Reaching 40 could actually make your sex life more adventurous, says a recent study.
The findings are based on a survey of 2,400 Canadians, between ages 40 to 59, about their their sexual health, happiness and pleasure, in addition to their sexual behaviour and attitudes.
"There is a public perception that as we age, sex becomes less important, less enjoyable and less frequent," said Robin Milhausen, sexuality and relationship researcher at the University of Guelph in Canada.
‘More than half of those aged between 40-59 said they are more interested in trying new things to enhance pleasure than they were a decade ago’

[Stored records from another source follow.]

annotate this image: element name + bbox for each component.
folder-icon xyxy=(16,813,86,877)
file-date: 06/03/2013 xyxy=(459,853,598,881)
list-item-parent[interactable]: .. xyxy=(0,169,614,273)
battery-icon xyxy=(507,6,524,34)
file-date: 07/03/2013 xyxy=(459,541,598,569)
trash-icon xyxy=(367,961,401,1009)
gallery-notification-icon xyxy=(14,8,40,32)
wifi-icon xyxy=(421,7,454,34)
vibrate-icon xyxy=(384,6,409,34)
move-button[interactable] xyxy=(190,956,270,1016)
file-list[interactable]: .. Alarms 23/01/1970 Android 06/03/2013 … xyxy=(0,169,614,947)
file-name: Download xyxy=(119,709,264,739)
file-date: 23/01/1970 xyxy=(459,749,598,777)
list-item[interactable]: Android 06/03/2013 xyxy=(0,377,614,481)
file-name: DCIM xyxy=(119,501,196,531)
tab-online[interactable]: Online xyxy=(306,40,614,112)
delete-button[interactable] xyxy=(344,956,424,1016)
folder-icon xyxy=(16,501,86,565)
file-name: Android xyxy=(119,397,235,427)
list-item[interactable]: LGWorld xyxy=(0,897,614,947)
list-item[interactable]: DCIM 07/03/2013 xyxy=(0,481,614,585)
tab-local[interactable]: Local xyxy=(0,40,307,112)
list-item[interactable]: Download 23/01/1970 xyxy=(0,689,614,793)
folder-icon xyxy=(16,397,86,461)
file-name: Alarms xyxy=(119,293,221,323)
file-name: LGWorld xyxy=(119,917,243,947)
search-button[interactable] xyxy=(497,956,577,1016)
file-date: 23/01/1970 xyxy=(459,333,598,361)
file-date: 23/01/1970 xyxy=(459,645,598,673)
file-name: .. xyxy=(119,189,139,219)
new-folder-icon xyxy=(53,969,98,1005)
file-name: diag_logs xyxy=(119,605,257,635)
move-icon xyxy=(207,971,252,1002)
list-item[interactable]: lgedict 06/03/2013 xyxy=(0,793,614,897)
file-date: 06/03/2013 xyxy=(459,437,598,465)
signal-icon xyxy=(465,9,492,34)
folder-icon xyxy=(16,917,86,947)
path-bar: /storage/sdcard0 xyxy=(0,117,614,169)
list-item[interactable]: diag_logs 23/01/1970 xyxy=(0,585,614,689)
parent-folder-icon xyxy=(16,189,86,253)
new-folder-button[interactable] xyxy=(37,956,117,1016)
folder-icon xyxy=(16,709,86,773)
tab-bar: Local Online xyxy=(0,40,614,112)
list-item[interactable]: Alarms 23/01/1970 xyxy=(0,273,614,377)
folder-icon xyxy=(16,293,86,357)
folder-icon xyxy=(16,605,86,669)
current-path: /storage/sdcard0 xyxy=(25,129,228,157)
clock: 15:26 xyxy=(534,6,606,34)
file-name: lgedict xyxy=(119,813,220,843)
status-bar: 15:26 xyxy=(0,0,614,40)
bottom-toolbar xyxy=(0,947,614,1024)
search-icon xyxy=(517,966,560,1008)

"The study findings indicate that most midlife Canadians are indeed leading satisfying and active sexual lives," Milhausen said in press release.
The study was conducted by leading condom company Trojan in partnership with Sex Information and Education Council of Canada (SIECCAN).
The researchers found that sexual pleasure does not decrease with age. Regardless of age category, 65 percent of the respondents said their last sexual encounter was very pleasurable.
The overwhelming majority of the respondents said that their current primary relationship is emotionally satisfying. The research also revealed that as they got older, the respondents were more likely to be adventurous.
More than half of those surveyed (63 percent) said they are more interested in trying new things to enhance pleasure than they were a decade ago.
Lubricant use for intercourse increased with age with 22 percent of men and 26 percent of women aged 55 to 59 using lube at last sexual intercourse.
Vibrator use was common, with 40 percent of women reporting that they used a vibrator the last time they masturbated.
"Sexual and relationship satisfaction were highly interrelated - and the most emotionally satisfied in their relationships reported the highest level of pleasure," Milhausen said.
"And married people are reporting sex as pleasurable as their single counterparts, in fact, married men reported more pleasure at last sexual encounter than single men," Milhausen noted.